Home Health & Hospice Week

Diagnosis Coding:

Case Mix Steps Based On Coding Need Major Fix

Six clinical groups won’t accurately reflect resource need, commenter argues.

Diagnosis coding for home health patients is at the root of some major problems industry members pointed out with the Home Health Groupings Model, according to their comment letters on the HH PPS 2018 proposed rule.

Reminder: Case mix Step 2 of HHGM slots episodes into six clinical groupings based on principal diagnoses reported on the claim: Musculoskeletal Rehabilitation; Neuro/Stroke Rehabilitation; Wounds — Post-Op Wound Aftercare and Skin/Non-Surgical Wound Care; Complex Nursing Interventions; Behavioral Health Care; and Medication Management, Teaching and Assessment (MMTA). (See the six steps of determining case mix under HHGM in Eli’s HCW, Vol. XXVI, No. 27-28).

“The proposed six clinical groupings based on primary diagnosis alone are very concerning,” says Lisa Haglund with Sunshine Home Health Care in Spokane, Washington. “This does not accurately reflect the degree of care that any patient may need. As certified in medical coding, countless times I have difficulty, as also do the clinicians, deciding on singular primary focus of care, and extremely rarely do.”

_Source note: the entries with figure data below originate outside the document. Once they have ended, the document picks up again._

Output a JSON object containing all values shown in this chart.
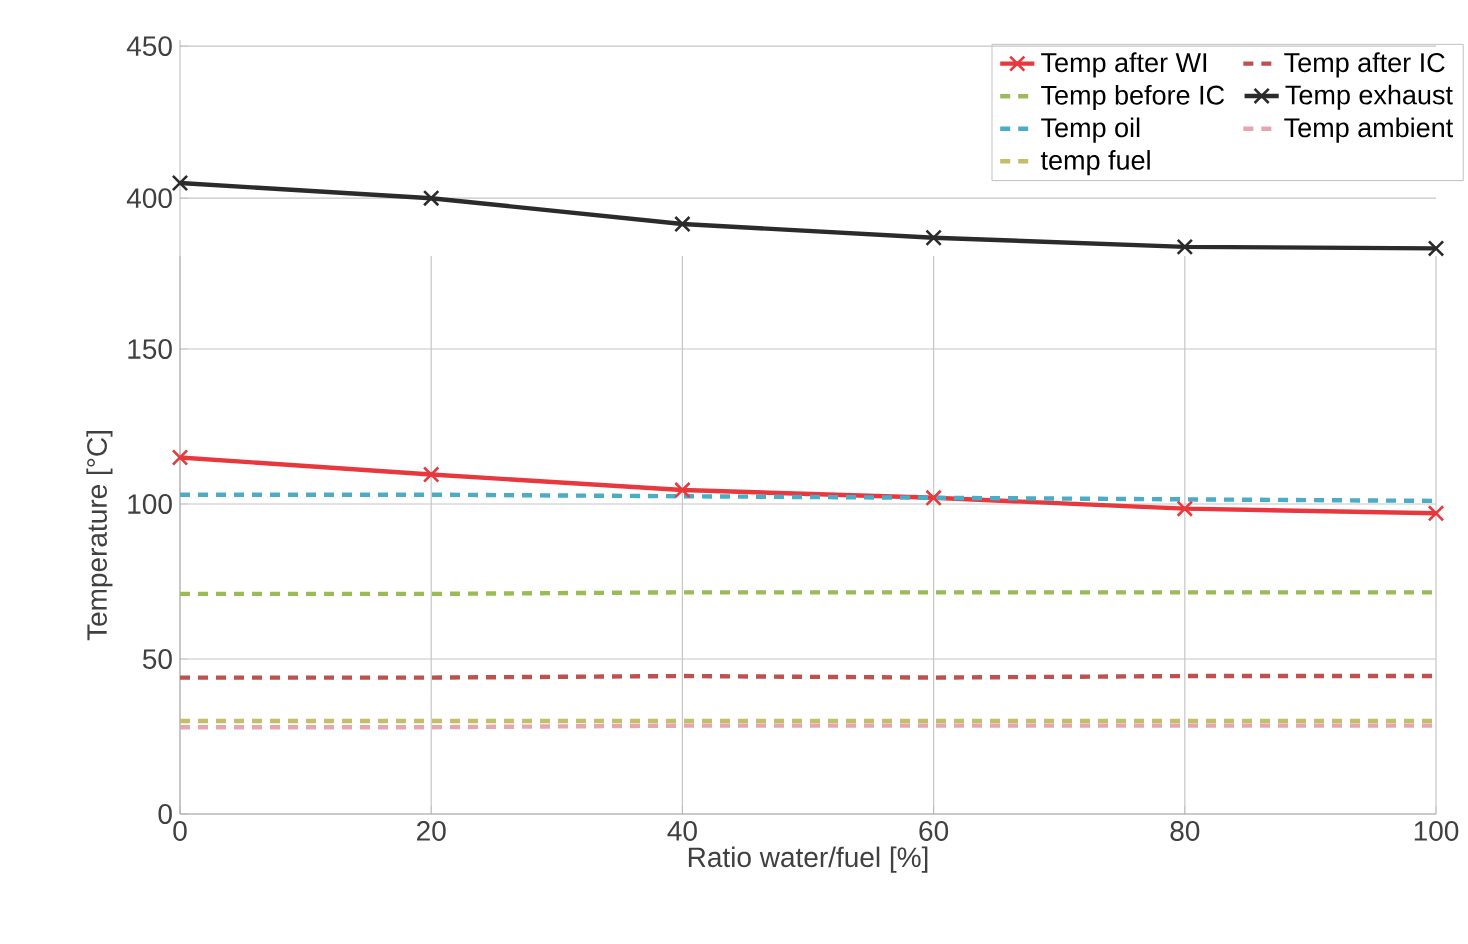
{
  "chart_data": [
    {
      "type": "line",
      "x": [
        0,
        20,
        40,
        60,
        80,
        100
      ],
      "xlim": [
        0,
        100
      ],
      "xticks": [
        0,
        20,
        40,
        60,
        80,
        100
      ],
      "ylim": [
        381,
        452
      ],
      "yticks": [
        400,
        450
      ],
      "grid": true,
      "tick_labels": "y",
      "legend": "top right",
      "series": [
        {
          "name": "Temp exhaust",
          "color": "#2b2b2b",
          "values": [
            405,
            400,
            391.5,
            387,
            384,
            383.5
          ],
          "marker": "cross",
          "line_style": "solid"
        }
      ]
    },
    {
      "type": "line",
      "x": [
        0,
        20,
        40,
        60,
        80,
        100
      ],
      "xlim": [
        0,
        100
      ],
      "xticks": [
        0,
        20,
        40,
        60,
        80,
        100
      ],
      "ylim": [
        0,
        180
      ],
      "yticks": [
        0,
        50,
        100,
        150
      ],
      "grid": true,
      "legend": "top right",
      "xlabel": "Ratio water/fuel [%]",
      "ylabel": "Temperature [°C]",
      "series": [
        {
          "name": "Temp after WI",
          "color": "#e8383d",
          "values": [
            115,
            109.5,
            104.5,
            102,
            98.5,
            97
          ],
          "marker": "cross",
          "line_style": "solid"
        },
        {
          "name": "Temp after IC",
          "color": "#c0504d",
          "values": [
            44,
            44,
            44.5,
            44,
            44.5,
            44.5
          ],
          "marker": "none",
          "line_style": "dashed"
        },
        {
          "name": "Temp before IC",
          "color": "#9bbb59",
          "values": [
            71,
            71,
            71.5,
            71.5,
            71.5,
            71.5
          ],
          "marker": "none",
          "line_style": "dashed"
        },
        {
          "name": "Temp oil",
          "color": "#4bacc6",
          "values": [
            103,
            103,
            102.5,
            102,
            101.5,
            101
          ],
          "marker": "none",
          "line_style": "dashed"
        },
        {
          "name": "Temp ambient",
          "color": "#e6a6b0",
          "values": [
            28,
            28,
            28.5,
            28.5,
            28.5,
            28.5
          ],
          "marker": "none",
          "line_style": "dashed"
        },
        {
          "name": "temp fuel",
          "color": "#c4bd6a",
          "values": [
            30,
            30,
            30,
            30,
            30,
            30
          ],
          "marker": "none",
          "line_style": "dashed"
        }
      ]
    }
  ]
}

For example: “If the Clinical group for a patient falls under [MMTA] … on a patient with heart failure as a primary diagnosis, this patient often needs a large amount of therapy to assess and teach to their activity levels for safety, education regarding durable medical equipment in order that their limited resources and energies, and endurance are maximized. Because they may fall into the [MMTA] category, providing therapy services to these patients may be cost-prohibitive with poorer outcomes and risk of greater hospitalizations.”

HHGM Underestimates Comorbidity Impact

Reminder: Step 4 of the HHGM case mix system adjusts payment for comorbidities based on a secondary diagnosis. But HHGM’s attempt to account for patients’ conditions this way falls far short, commenters claimed.

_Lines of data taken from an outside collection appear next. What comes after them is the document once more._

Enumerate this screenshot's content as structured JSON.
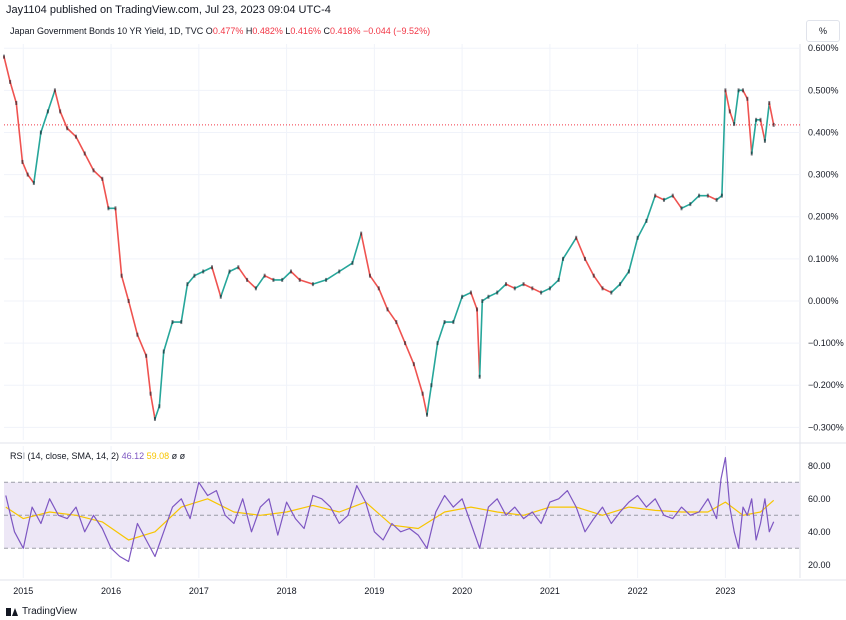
{
  "header": {
    "published": "Jay1104 published on TradingView.com, Jul 23, 2023 09:04 UTC-4"
  },
  "legend": {
    "symbol": "Japan Government Bonds 10 YR Yield, 1D, TVC",
    "o_label": "O",
    "o_value": "0.477%",
    "h_label": "H",
    "h_value": "0.482%",
    "l_label": "L",
    "l_value": "0.416%",
    "c_label": "C",
    "c_value": "0.418%",
    "change": "−0.044 (−9.52%)"
  },
  "scale_button": "%",
  "rsi_legend": {
    "label": "RSI (14, close, SMA, 14, 2)",
    "rsi_value": "46.12",
    "sma_value": "59.08",
    "extra1": "ø",
    "extra2": "ø"
  },
  "brand": {
    "name": "TradingView"
  },
  "colors": {
    "up": "#26a69a",
    "down": "#ef5350",
    "neutral": "#131722",
    "rsi_line": "#7e57c2",
    "rsi_sma": "#f7c500",
    "rsi_band": "#ede7f6",
    "price_line": "#f23645",
    "grid": "#f0f3fa"
  },
  "chart_data": [
    {
      "type": "line",
      "title": "Japan Government Bonds 10 YR Yield, 1D, TVC",
      "y_unit": "%",
      "ylim": [
        -0.33,
        0.61
      ],
      "yticks": [
        0.6,
        0.5,
        0.4,
        0.3,
        0.2,
        0.1,
        0.0,
        -0.1,
        -0.2,
        -0.3
      ],
      "ytick_labels": [
        "0.600%",
        "0.500%",
        "0.400%",
        "0.300%",
        "0.200%",
        "0.100%",
        "0.000%",
        "−0.100%",
        "−0.200%",
        "−0.300%"
      ],
      "last_price_line": 0.418,
      "x_labels": [
        "2015",
        "2016",
        "2017",
        "2018",
        "2019",
        "2020",
        "2021",
        "2022",
        "2023"
      ],
      "xlim": [
        2014.78,
        2023.85
      ],
      "grid": true,
      "series": [
        {
          "x": [
            2014.78,
            2014.85,
            2014.92,
            2014.99,
            2015.05,
            2015.12,
            2015.2,
            2015.28,
            2015.36,
            2015.42,
            2015.5,
            2015.6,
            2015.7,
            2015.8,
            2015.9,
            2015.97,
            2016.05,
            2016.12,
            2016.2,
            2016.3,
            2016.4,
            2016.45,
            2016.5,
            2016.55,
            2016.6,
            2016.7,
            2016.8,
            2016.87,
            2016.95,
            2017.05,
            2017.15,
            2017.25,
            2017.35,
            2017.45,
            2017.55,
            2017.65,
            2017.75,
            2017.85,
            2017.95,
            2018.05,
            2018.15,
            2018.3,
            2018.45,
            2018.6,
            2018.75,
            2018.85,
            2018.95,
            2019.05,
            2019.15,
            2019.25,
            2019.35,
            2019.45,
            2019.55,
            2019.6,
            2019.65,
            2019.72,
            2019.8,
            2019.9,
            2020.0,
            2020.1,
            2020.17,
            2020.2,
            2020.23,
            2020.3,
            2020.4,
            2020.5,
            2020.6,
            2020.7,
            2020.8,
            2020.9,
            2021.0,
            2021.1,
            2021.15,
            2021.3,
            2021.4,
            2021.5,
            2021.6,
            2021.7,
            2021.8,
            2021.9,
            2022.0,
            2022.1,
            2022.2,
            2022.3,
            2022.4,
            2022.5,
            2022.6,
            2022.7,
            2022.8,
            2022.9,
            2022.96,
            2023.0,
            2023.05,
            2023.1,
            2023.15,
            2023.2,
            2023.25,
            2023.3,
            2023.35,
            2023.4,
            2023.45,
            2023.5,
            2023.55
          ],
          "values": [
            0.58,
            0.52,
            0.47,
            0.33,
            0.3,
            0.28,
            0.4,
            0.45,
            0.5,
            0.45,
            0.41,
            0.39,
            0.35,
            0.31,
            0.29,
            0.22,
            0.22,
            0.06,
            0.0,
            -0.08,
            -0.13,
            -0.22,
            -0.28,
            -0.25,
            -0.12,
            -0.05,
            -0.05,
            0.04,
            0.06,
            0.07,
            0.08,
            0.01,
            0.07,
            0.08,
            0.05,
            0.03,
            0.06,
            0.05,
            0.05,
            0.07,
            0.05,
            0.04,
            0.05,
            0.07,
            0.09,
            0.16,
            0.06,
            0.03,
            -0.02,
            -0.05,
            -0.1,
            -0.15,
            -0.22,
            -0.27,
            -0.2,
            -0.1,
            -0.05,
            -0.05,
            0.01,
            0.02,
            -0.02,
            -0.18,
            0.0,
            0.01,
            0.02,
            0.04,
            0.03,
            0.04,
            0.03,
            0.02,
            0.03,
            0.05,
            0.1,
            0.15,
            0.1,
            0.06,
            0.03,
            0.02,
            0.04,
            0.07,
            0.15,
            0.19,
            0.25,
            0.24,
            0.25,
            0.22,
            0.23,
            0.25,
            0.25,
            0.24,
            0.25,
            0.5,
            0.45,
            0.42,
            0.5,
            0.5,
            0.48,
            0.35,
            0.43,
            0.43,
            0.38,
            0.47,
            0.418
          ]
        }
      ]
    },
    {
      "type": "line",
      "title": "RSI (14, close, SMA, 14, 2)",
      "ylim": [
        12,
        92
      ],
      "yticks": [
        80,
        60,
        40,
        20
      ],
      "ytick_labels": [
        "80.00",
        "60.00",
        "40.00",
        "20.00"
      ],
      "band": [
        30,
        70
      ],
      "midline": 50,
      "xlim": [
        2014.78,
        2023.85
      ],
      "grid": true,
      "series": [
        {
          "name": "RSI",
          "x": [
            2014.8,
            2014.9,
            2015.0,
            2015.1,
            2015.2,
            2015.3,
            2015.4,
            2015.5,
            2015.6,
            2015.7,
            2015.8,
            2015.9,
            2016.0,
            2016.1,
            2016.2,
            2016.3,
            2016.4,
            2016.5,
            2016.6,
            2016.7,
            2016.8,
            2016.9,
            2017.0,
            2017.1,
            2017.2,
            2017.3,
            2017.4,
            2017.5,
            2017.6,
            2017.7,
            2017.8,
            2017.9,
            2018.0,
            2018.1,
            2018.2,
            2018.3,
            2018.4,
            2018.5,
            2018.6,
            2018.7,
            2018.8,
            2018.9,
            2019.0,
            2019.1,
            2019.2,
            2019.3,
            2019.4,
            2019.5,
            2019.6,
            2019.7,
            2019.8,
            2019.9,
            2020.0,
            2020.1,
            2020.2,
            2020.3,
            2020.4,
            2020.5,
            2020.6,
            2020.7,
            2020.8,
            2020.9,
            2021.0,
            2021.1,
            2021.2,
            2021.3,
            2021.4,
            2021.5,
            2021.6,
            2021.7,
            2021.8,
            2021.9,
            2022.0,
            2022.1,
            2022.2,
            2022.3,
            2022.4,
            2022.5,
            2022.6,
            2022.7,
            2022.8,
            2022.9,
            2022.95,
            2023.0,
            2023.05,
            2023.1,
            2023.15,
            2023.2,
            2023.25,
            2023.3,
            2023.35,
            2023.4,
            2023.45,
            2023.5,
            2023.55
          ],
          "values": [
            62,
            40,
            30,
            55,
            45,
            60,
            50,
            48,
            55,
            40,
            50,
            42,
            30,
            25,
            22,
            45,
            35,
            25,
            40,
            55,
            60,
            48,
            70,
            62,
            65,
            50,
            45,
            60,
            40,
            55,
            60,
            38,
            58,
            48,
            42,
            62,
            60,
            55,
            45,
            50,
            68,
            58,
            40,
            35,
            45,
            40,
            42,
            38,
            30,
            52,
            62,
            55,
            60,
            45,
            30,
            55,
            60,
            50,
            55,
            48,
            52,
            45,
            58,
            60,
            65,
            55,
            40,
            48,
            55,
            45,
            52,
            58,
            62,
            55,
            60,
            50,
            48,
            55,
            50,
            52,
            60,
            48,
            72,
            85,
            55,
            40,
            30,
            55,
            50,
            60,
            35,
            45,
            60,
            40,
            46.12
          ]
        },
        {
          "name": "SMA",
          "x": [
            2014.8,
            2015.0,
            2015.3,
            2015.6,
            2015.9,
            2016.2,
            2016.5,
            2016.8,
            2017.1,
            2017.4,
            2017.7,
            2018.0,
            2018.3,
            2018.6,
            2018.9,
            2019.2,
            2019.5,
            2019.8,
            2020.1,
            2020.4,
            2020.7,
            2021.0,
            2021.3,
            2021.6,
            2021.9,
            2022.2,
            2022.5,
            2022.8,
            2023.0,
            2023.2,
            2023.4,
            2023.55
          ],
          "values": [
            55,
            48,
            52,
            50,
            46,
            35,
            40,
            55,
            60,
            52,
            50,
            52,
            56,
            52,
            58,
            44,
            42,
            52,
            55,
            52,
            50,
            55,
            55,
            50,
            55,
            53,
            52,
            52,
            58,
            50,
            52,
            59.08
          ]
        }
      ]
    }
  ]
}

“CMS proposes that if a period had at least one secondary diagnosis reported on the home health claim that fell into one of the 15 subcategories, that period would receive a comorbidity adjustment to account for higher costs associated with the comorbidity. The comorbidity adjustment amount would be the same across all of the subcategories. A period would receive only one comorbidity adjustment regardless of the number of secondary diagnoses reported on the home health claim,” recaps Avera@Home and its parent Avera Health in Sioux Falls, South Dakota.

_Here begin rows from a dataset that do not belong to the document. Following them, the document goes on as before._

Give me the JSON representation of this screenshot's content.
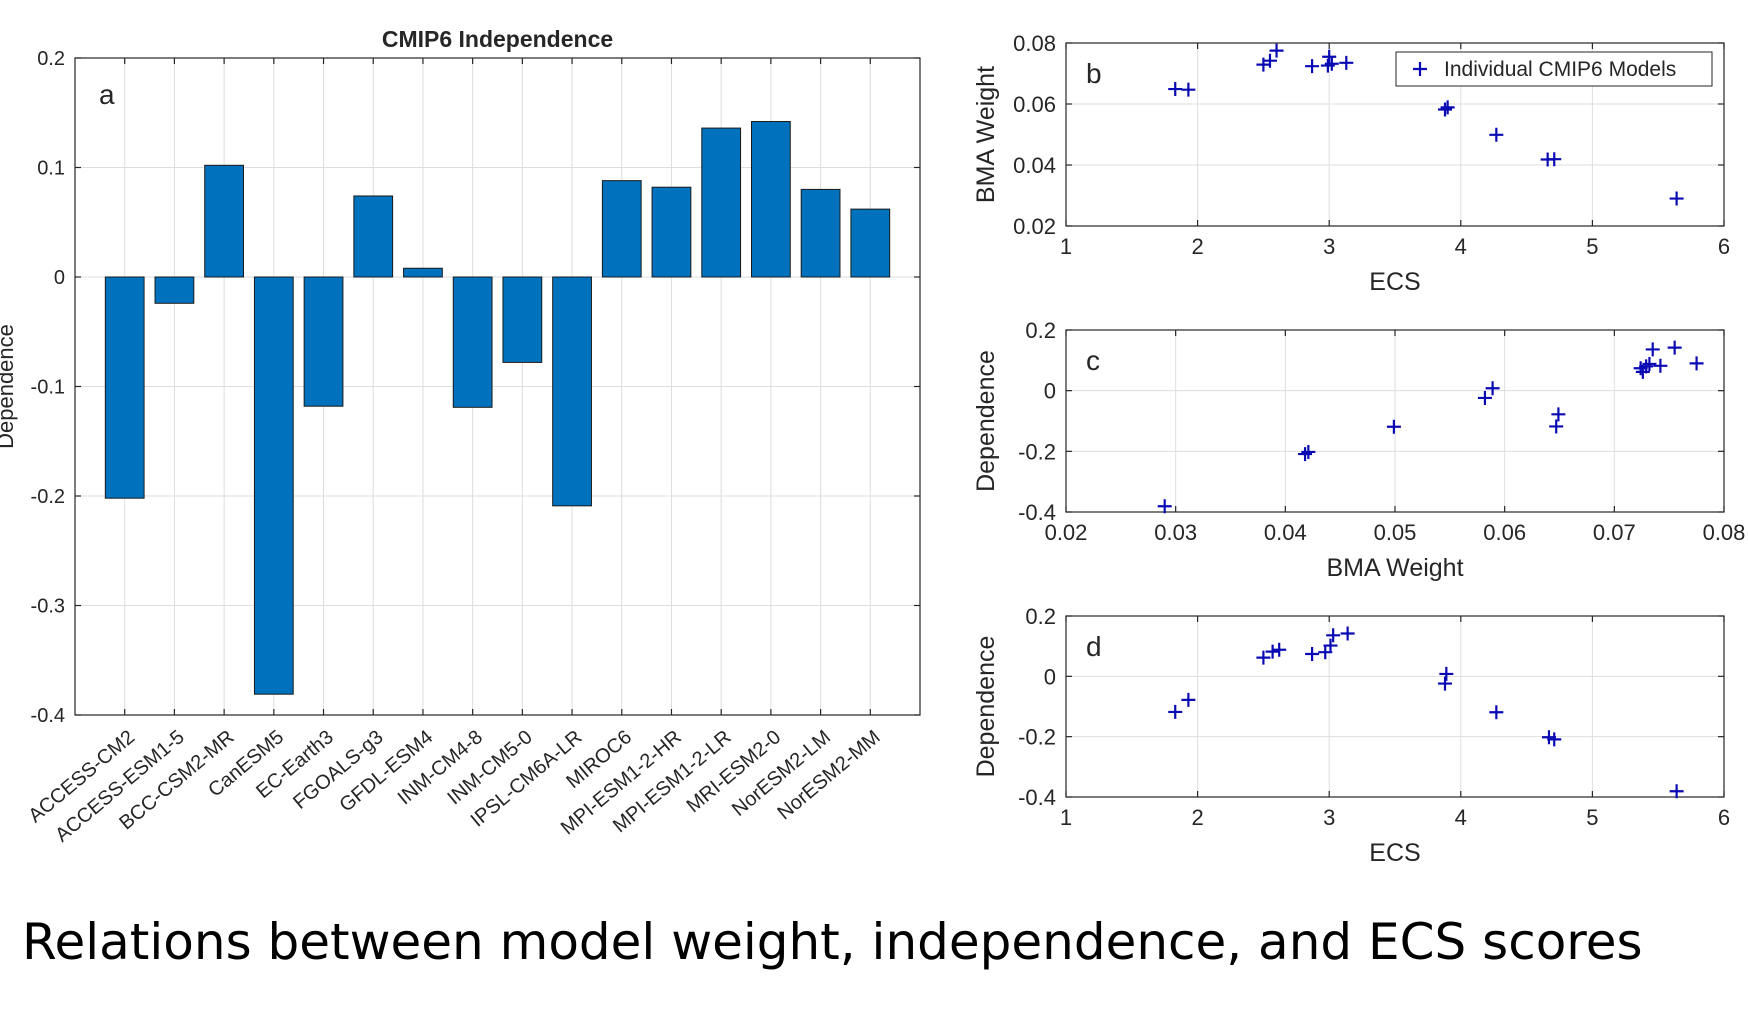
{
  "caption": "Relations between model weight, independence, and ECS scores",
  "chart_data": [
    {
      "type": "bar",
      "panel_label": "a",
      "title": "CMIP6 Independence",
      "xlabel": "",
      "ylabel": "Dependence",
      "ylim": [
        -0.4,
        0.2
      ],
      "yticks": [
        "-0.4",
        "-0.3",
        "-0.2",
        "-0.1",
        "0",
        "0.1",
        "0.2"
      ],
      "grid": true,
      "bar_color": "#0072bd",
      "categories": [
        "ACCESS-CM2",
        "ACCESS-ESM1-5",
        "BCC-CSM2-MR",
        "CanESM5",
        "EC-Earth3",
        "FGOALS-g3",
        "GFDL-ESM4",
        "INM-CM4-8",
        "INM-CM5-0",
        "IPSL-CM6A-LR",
        "MIROC6",
        "MPI-ESM1-2-HR",
        "MPI-ESM1-2-LR",
        "MRI-ESM2-0",
        "NorESM2-LM",
        "NorESM2-MM"
      ],
      "values": [
        -0.202,
        -0.024,
        0.102,
        -0.381,
        -0.118,
        0.074,
        0.008,
        -0.119,
        -0.078,
        -0.209,
        0.088,
        0.082,
        0.136,
        0.142,
        0.08,
        0.062
      ]
    },
    {
      "type": "scatter",
      "panel_label": "b",
      "xlabel": "ECS",
      "ylabel": "BMA Weight",
      "xlim": [
        1,
        6
      ],
      "ylim": [
        0.02,
        0.08
      ],
      "xticks": [
        "1",
        "2",
        "3",
        "4",
        "5",
        "6"
      ],
      "yticks": [
        "0.02",
        "0.04",
        "0.06",
        "0.08"
      ],
      "grid": true,
      "legend_position": "top-right",
      "series": [
        {
          "name": "Individual CMIP6 Models",
          "marker": "+",
          "color": "#0a0ab4",
          "x": [
            1.83,
            1.93,
            2.5,
            2.55,
            2.6,
            2.87,
            2.99,
            3.0,
            3.02,
            3.13,
            3.88,
            3.9,
            4.27,
            4.66,
            4.71,
            5.64
          ],
          "y": [
            0.0649,
            0.0647,
            0.0729,
            0.0742,
            0.0775,
            0.0724,
            0.0726,
            0.0755,
            0.0732,
            0.0735,
            0.0582,
            0.0589,
            0.0499,
            0.0418,
            0.0419,
            0.029
          ]
        }
      ]
    },
    {
      "type": "scatter",
      "panel_label": "c",
      "xlabel": "BMA Weight",
      "ylabel": "Dependence",
      "xlim": [
        0.02,
        0.08
      ],
      "ylim": [
        -0.4,
        0.2
      ],
      "xticks": [
        "0.02",
        "0.03",
        "0.04",
        "0.05",
        "0.06",
        "0.07",
        "0.08"
      ],
      "yticks": [
        "-0.4",
        "-0.2",
        "0",
        "0.2"
      ],
      "grid": true,
      "series": [
        {
          "marker": "+",
          "color": "#0a0ab4",
          "x": [
            0.029,
            0.0418,
            0.0421,
            0.0499,
            0.0582,
            0.0589,
            0.0647,
            0.0649,
            0.0724,
            0.0726,
            0.0729,
            0.0732,
            0.0735,
            0.0742,
            0.0755,
            0.0775
          ],
          "y": [
            -0.381,
            -0.209,
            -0.202,
            -0.119,
            -0.024,
            0.008,
            -0.118,
            -0.078,
            0.074,
            0.062,
            0.08,
            0.088,
            0.136,
            0.082,
            0.142,
            0.09
          ]
        }
      ]
    },
    {
      "type": "scatter",
      "panel_label": "d",
      "xlabel": "ECS",
      "ylabel": "Dependence",
      "xlim": [
        1,
        6
      ],
      "ylim": [
        -0.4,
        0.2
      ],
      "xticks": [
        "1",
        "2",
        "3",
        "4",
        "5",
        "6"
      ],
      "yticks": [
        "-0.4",
        "-0.2",
        "0",
        "0.2"
      ],
      "grid": true,
      "series": [
        {
          "marker": "+",
          "color": "#0a0ab4",
          "x": [
            1.83,
            1.93,
            2.5,
            2.57,
            2.62,
            2.87,
            2.97,
            3.01,
            3.03,
            3.14,
            3.88,
            3.89,
            4.27,
            4.67,
            4.71,
            5.64
          ],
          "y": [
            -0.118,
            -0.078,
            0.062,
            0.082,
            0.088,
            0.074,
            0.08,
            0.102,
            0.136,
            0.142,
            -0.024,
            0.008,
            -0.119,
            -0.202,
            -0.209,
            -0.381
          ]
        }
      ]
    }
  ]
}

The problem: “Avera home health members, in many cases, actively participate as a part of a continuum and care for older adults with multiple comorbidities. Overall Medicare spending increases with the number of chronic conditions, so it is counterproductive for the HHGM to only allow one comorbidity adjustment regardless of the number of secondary diagnoses reported on the home health claim,” the health system says.

Marcie Ganson in Illinois elaborates on this flaw. “Many of our agency’s home care patients have multiple orthopedic, neurologic, cardiovascular, pulmonary, and endocrine diseases. It is common for our patients to have arthritis, joint replacements and/or fractures, Parkinson’s and/or Alzheimer’s Disease, hypertensions, COPD, and diabetes, and to be on over 25 prescription medications,” Ganson told CMS. “Research has identified the many challenges of and resources needed for supporting chronic disease management and adhering to multiple clinical practice guidelines for multiple diseases. With many of our home care patients, we have to address all this while also addressing new or exacerbated pain and functional mobility, self-care, and communication limitations. I am afraid that the proposed reimbursement system will financially penalize agencies that accept the most frail and medically-needy patients, and particularly those needing rehabilitation.”

Haglund adds, “most patients that I code and review their files have several comorbidities that impact their care [and] their ability to regain function, and these require additional resources. The proposed model would make it more difficult for home health agencies to care for the more complex patient unless the reimbursement categories will account for the more intensive care.”

Using the same comorbidity adjustment amount across all of the subcategories is also a problem. “Each comorbidity may have a different impact on health outcomes and should be accounted for in any comorbidity adjustment,” Avera urges.